Enter BuzzFeed, which does the heavy lifting for you (via scores of editors and algorithms), unlike other sites such as Reddit, 4Chan and Tumblr, where even though tonnes of interesting content is being constantly produced, you have to wade through hours of threads and decipher tonnes of inside jokes and references before hitting shareable gold.
Once you understand how BuzzFeed actually functions behind the scenes, it’s a bit like a magician revealing his tricks to you.
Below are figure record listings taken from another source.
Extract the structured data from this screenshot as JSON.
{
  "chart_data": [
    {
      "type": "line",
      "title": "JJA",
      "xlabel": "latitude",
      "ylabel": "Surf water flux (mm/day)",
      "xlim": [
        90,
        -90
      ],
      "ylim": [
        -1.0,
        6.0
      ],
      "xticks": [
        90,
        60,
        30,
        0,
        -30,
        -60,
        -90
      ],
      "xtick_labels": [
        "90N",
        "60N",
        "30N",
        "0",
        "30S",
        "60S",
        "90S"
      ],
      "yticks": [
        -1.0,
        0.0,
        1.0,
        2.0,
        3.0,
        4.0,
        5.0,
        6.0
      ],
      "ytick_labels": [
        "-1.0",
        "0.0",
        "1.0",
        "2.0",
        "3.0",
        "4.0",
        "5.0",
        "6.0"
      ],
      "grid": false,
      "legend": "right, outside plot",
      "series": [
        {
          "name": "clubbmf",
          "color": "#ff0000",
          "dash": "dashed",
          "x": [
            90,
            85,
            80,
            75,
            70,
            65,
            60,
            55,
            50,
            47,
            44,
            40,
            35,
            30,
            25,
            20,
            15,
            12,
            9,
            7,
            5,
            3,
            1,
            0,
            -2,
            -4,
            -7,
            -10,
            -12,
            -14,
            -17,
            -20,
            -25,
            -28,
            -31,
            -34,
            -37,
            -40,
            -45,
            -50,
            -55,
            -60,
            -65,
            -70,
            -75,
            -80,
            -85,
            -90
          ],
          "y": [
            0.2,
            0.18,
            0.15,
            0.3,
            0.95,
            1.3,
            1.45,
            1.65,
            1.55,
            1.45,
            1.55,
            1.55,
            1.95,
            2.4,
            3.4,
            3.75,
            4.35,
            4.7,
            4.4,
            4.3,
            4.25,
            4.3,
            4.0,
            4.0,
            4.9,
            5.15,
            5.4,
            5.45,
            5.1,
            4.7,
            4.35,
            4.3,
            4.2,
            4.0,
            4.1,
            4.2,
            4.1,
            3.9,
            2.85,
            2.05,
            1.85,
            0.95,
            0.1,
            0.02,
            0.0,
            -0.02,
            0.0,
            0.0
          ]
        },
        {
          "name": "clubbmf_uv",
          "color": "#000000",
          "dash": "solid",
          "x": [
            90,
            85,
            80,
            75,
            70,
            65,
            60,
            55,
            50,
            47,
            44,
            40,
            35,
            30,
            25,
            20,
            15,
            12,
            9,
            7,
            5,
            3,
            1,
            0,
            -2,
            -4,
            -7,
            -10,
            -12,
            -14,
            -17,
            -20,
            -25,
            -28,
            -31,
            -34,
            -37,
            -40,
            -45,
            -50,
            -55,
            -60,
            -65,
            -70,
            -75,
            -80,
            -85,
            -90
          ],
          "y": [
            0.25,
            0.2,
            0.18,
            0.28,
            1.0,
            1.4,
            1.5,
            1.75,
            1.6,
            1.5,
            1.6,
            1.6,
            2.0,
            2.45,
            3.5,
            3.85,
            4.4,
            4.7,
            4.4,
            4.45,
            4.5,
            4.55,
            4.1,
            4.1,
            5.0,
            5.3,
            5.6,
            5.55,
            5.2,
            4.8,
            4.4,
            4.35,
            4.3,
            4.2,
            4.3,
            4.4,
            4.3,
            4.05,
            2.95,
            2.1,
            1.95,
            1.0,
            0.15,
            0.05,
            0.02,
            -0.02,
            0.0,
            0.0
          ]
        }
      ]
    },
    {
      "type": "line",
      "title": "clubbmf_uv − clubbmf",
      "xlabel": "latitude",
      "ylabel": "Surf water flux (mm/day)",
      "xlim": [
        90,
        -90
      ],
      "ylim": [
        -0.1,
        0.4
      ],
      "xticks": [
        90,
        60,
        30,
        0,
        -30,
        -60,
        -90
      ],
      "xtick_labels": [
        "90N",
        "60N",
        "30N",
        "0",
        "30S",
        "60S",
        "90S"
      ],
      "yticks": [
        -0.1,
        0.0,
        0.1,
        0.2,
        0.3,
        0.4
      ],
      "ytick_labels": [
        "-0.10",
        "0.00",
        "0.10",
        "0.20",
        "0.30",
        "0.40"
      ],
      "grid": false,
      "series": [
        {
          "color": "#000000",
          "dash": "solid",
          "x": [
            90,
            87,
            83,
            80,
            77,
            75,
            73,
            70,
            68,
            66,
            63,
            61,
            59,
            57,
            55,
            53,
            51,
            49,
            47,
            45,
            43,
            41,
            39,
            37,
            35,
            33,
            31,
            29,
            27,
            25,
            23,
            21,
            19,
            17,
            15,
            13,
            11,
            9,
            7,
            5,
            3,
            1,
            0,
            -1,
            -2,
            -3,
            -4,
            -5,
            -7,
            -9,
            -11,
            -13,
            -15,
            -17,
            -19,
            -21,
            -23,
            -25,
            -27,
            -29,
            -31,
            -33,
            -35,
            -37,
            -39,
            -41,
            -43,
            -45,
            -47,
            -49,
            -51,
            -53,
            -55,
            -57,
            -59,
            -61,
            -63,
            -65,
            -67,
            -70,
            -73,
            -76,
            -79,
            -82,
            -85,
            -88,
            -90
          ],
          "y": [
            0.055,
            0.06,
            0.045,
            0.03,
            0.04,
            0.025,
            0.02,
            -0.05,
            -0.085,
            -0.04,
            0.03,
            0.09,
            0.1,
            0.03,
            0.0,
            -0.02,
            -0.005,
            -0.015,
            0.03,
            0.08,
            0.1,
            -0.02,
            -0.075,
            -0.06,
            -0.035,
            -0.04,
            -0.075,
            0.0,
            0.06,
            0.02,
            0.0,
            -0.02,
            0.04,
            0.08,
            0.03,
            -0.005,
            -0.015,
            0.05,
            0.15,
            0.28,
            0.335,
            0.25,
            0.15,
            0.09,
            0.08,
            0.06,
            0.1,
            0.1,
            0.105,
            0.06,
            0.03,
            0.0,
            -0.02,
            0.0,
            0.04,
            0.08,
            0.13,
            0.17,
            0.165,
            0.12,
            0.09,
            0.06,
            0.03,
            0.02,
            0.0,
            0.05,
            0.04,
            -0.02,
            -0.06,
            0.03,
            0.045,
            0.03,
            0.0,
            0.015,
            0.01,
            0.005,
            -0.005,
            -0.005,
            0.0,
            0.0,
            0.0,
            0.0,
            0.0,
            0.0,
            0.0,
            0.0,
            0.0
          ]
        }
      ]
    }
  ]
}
Whenever you see a popular BuzzFeed post, search Reddit, 4Chan, Tumbler or run a simple Google Image search and the truth shall be revealed.
The enchantment fades off and you see BuzzFeed for what it actually is: A cold-blooded early-warning system which triggers off alarms as soon as a particular piece of content from the relatively obscure parts of the web begins generating buzz, repackages the same with clickbait headlines that create what is known as a ‘curiosity gap’ and pushes it to the millions it has access to to manufacture virality.
Peretti himself concedes that some of its ideas have appeared elsewhere online, but he argues that it is extremely difficult to unearth the true creator of content on the web.
I’ll leave it to you to decode the ethical issues surrounding BuzzFeed’s sourcing policies, but my chance peek behind the scenes of BuzzFeed has me convinced that it is indeed possible to create the right environment that optimises content to become contagious.
Not everything may take off with quite the same forward momentum, but whatever does, will inevitably be based on an easily repeatable formula. Because it’s obviously not magic, it’s science.
Do let me know in the comments your views on what spreads and what does not.
NOTE: This post was originally published by me over 2 years back, in early 2015, and is being re-published here, since I felt some of the broader points regarding virality and content are as relevant today as ever. However, I would like to state that I’ve been a long-time fan and admirer of Buzzfeed.